After three days he wrote:

“Dear Old Man,—I’m back to the sea, so no need to worry. I’ve got just the chance I wanted, a first-rate sailing-ship wanting another deck-hand. I made a lucky purchase of a very drunken old sailor-man’s papers. No questions were asked as they were short of hands, and I soon convinced them I knew my job. Naturally I have dropped the family name pro tem. and won’t be sporting our coat-of-arms at present. I’ve sent a line to Scotland Yard to tell them I’ve got a nice opening in the haberdashery line in the Midlands, and so won’t be looking them up for a bit. I’ll send you a name and address to write to as soon as there is any chance of knowing a port of call in advance. Tell Louisa not to fret too much, and I’ll try to bring you home a nice parrot instead of the pigeon I damaged. This time I’m going to be a real good, sensible boy, and get on and all the rest of it.
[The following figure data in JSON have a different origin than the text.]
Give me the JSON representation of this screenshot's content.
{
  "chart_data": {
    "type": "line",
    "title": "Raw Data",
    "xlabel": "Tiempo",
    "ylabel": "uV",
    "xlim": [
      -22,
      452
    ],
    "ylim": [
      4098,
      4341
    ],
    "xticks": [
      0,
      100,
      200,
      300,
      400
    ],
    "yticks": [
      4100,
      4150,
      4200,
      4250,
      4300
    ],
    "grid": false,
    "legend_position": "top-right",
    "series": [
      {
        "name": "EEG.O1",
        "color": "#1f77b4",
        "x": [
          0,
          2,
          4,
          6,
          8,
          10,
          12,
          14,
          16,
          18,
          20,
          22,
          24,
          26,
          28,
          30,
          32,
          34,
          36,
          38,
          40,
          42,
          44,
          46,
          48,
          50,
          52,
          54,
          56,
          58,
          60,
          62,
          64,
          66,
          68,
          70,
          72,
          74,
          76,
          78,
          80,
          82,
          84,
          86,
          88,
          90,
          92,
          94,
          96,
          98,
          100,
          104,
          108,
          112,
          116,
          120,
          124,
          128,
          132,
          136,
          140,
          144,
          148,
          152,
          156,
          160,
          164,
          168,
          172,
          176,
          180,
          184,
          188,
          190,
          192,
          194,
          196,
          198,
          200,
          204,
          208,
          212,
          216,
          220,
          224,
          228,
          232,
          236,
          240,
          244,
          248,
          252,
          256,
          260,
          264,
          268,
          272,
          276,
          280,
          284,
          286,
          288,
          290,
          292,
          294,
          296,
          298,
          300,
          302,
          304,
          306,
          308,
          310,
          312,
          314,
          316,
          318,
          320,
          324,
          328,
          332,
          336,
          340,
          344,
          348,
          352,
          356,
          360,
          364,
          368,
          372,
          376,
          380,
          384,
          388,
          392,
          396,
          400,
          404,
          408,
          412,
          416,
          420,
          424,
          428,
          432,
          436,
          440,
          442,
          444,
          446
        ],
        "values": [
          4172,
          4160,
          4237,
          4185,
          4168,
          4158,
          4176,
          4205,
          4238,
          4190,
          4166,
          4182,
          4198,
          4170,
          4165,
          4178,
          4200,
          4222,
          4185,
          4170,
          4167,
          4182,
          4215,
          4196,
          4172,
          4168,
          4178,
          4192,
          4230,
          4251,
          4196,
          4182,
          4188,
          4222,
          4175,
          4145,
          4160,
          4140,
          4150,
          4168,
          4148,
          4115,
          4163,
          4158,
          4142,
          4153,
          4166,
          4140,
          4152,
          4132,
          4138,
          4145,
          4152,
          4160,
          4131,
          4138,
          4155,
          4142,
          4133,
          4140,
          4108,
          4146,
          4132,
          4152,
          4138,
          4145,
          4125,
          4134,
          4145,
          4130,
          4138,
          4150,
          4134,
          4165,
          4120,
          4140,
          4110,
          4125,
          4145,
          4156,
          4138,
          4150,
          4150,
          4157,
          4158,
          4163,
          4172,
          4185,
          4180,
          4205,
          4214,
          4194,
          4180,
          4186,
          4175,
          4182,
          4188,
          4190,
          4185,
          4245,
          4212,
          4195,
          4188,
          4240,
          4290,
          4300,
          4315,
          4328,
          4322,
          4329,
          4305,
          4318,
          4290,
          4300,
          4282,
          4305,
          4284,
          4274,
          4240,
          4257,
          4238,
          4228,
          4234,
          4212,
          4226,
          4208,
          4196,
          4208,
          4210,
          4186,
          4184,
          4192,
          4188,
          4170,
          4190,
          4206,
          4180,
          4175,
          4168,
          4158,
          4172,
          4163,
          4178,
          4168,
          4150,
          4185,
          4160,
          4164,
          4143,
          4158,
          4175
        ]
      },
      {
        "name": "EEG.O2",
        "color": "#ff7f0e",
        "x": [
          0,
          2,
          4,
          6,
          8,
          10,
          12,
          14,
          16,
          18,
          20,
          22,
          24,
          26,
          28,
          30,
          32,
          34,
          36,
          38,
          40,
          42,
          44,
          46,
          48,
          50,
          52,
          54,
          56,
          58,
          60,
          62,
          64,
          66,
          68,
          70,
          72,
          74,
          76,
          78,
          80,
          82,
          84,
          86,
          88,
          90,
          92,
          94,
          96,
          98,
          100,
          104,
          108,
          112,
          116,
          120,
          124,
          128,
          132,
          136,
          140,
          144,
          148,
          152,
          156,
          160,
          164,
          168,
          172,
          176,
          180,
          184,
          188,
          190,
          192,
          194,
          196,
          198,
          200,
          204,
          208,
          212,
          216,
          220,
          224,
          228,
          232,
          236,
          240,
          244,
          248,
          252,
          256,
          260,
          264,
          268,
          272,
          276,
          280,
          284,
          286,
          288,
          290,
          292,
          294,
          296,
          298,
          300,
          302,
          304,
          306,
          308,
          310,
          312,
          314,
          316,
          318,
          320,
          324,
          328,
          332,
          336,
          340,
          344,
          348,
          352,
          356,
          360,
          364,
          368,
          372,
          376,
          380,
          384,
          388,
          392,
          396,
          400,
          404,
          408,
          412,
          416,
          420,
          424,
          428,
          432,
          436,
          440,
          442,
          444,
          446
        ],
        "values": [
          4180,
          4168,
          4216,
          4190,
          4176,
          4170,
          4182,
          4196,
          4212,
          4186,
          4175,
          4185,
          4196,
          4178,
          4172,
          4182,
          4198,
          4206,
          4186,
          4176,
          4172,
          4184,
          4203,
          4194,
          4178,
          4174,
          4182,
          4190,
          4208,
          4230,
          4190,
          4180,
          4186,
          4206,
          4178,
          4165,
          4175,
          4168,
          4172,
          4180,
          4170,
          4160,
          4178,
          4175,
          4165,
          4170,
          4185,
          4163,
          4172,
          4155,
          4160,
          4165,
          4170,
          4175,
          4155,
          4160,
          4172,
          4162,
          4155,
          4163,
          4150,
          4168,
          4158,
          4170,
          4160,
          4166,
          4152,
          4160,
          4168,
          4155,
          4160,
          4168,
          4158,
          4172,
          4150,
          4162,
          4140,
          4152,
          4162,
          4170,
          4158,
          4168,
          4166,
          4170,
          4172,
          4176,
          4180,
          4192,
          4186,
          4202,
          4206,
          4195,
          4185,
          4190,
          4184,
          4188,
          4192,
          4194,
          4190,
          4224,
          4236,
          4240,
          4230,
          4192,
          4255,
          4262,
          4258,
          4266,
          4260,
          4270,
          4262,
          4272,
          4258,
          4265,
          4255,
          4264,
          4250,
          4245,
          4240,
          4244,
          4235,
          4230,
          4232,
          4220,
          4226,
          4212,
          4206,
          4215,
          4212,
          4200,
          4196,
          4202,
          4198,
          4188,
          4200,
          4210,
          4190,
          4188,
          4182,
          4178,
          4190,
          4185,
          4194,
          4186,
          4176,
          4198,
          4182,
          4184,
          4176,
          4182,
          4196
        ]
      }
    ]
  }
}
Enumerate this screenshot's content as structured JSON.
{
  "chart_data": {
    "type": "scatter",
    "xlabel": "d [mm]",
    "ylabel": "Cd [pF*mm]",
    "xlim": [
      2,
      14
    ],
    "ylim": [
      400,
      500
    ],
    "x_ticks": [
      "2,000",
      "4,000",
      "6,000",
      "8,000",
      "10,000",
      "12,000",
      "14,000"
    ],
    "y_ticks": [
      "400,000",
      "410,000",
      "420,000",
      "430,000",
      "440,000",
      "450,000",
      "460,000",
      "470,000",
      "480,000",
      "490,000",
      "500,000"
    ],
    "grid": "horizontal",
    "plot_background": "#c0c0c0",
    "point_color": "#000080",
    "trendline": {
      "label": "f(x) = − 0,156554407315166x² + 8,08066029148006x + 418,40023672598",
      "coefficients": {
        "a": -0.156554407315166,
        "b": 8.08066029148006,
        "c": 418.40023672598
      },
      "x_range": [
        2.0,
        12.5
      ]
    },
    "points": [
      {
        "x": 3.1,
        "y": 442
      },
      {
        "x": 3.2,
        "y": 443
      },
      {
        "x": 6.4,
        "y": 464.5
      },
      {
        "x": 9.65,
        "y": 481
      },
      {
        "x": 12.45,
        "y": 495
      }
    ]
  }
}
Honestly, dry land seems to burn the soles of my feet after a few days.

“Very many thanks to you for all you’ve done. This is bound to be a long trip, and though I mayn’t see you again for a year or two, you may be sure of my real honest love. I shall make a bee line for your place whenever I do come home.”

This parting was a wrench to me, and my home seemed very dull and miserable for a time. I had had my second sentimental tragedy, for I had loved, and for a short time had been happy in my love. It had all ended in disillusion and suffering for me, and again Edmund had been my solace. Until he had gone I did not know how much I was dependent on him.

Nevertheless I had again the feeling that he had behaved well. The incident of the papers purchased from the drunken sailor troubled my conscience a little, but I really scarcely knew what was involved in this, or to what extent it might have been a fair bargain. I trusted Edmund not to have done anything mean, and his sailing under a false name was to me nothing but the breach of a social convention. I had come to look upon most conventions as things made for the guidance of fools, to be disregarded by sensible men as soon as they became inconvenient.

I know it may be argued that this theory of mine is exactly that of the criminal. It is; but the criminal is only a fool with some independence of judgment—an exception.

The majority of fools walk between the clipped hedges. The wise minority wanders in safety and at large, being careful that the fools do not witness their excursions. We have our own boundaries which we do not transgress.

In the meantime the deaths of two of our Irish cousins from diphtheria had placed me quite near succession to the entailed portion of the family estate, but the present incumbent being a young vigorous man about to marry an heiress, I had never regarded the possibility of my inheriting.

It was only a few months after Edmund’s departure that this youth went fishing in waders when he should have been in bed, and died very suddenly of appendicitis. I was amazed and rather horrified to find myself an Irish landlord.

I resigned my living and went over to Ireland, but neither the place nor the prospect of that life attracted me. I did not understand it, and felt a stranger and usurper. Everything was in the hands of a most capable firm of land-agents in Dublin.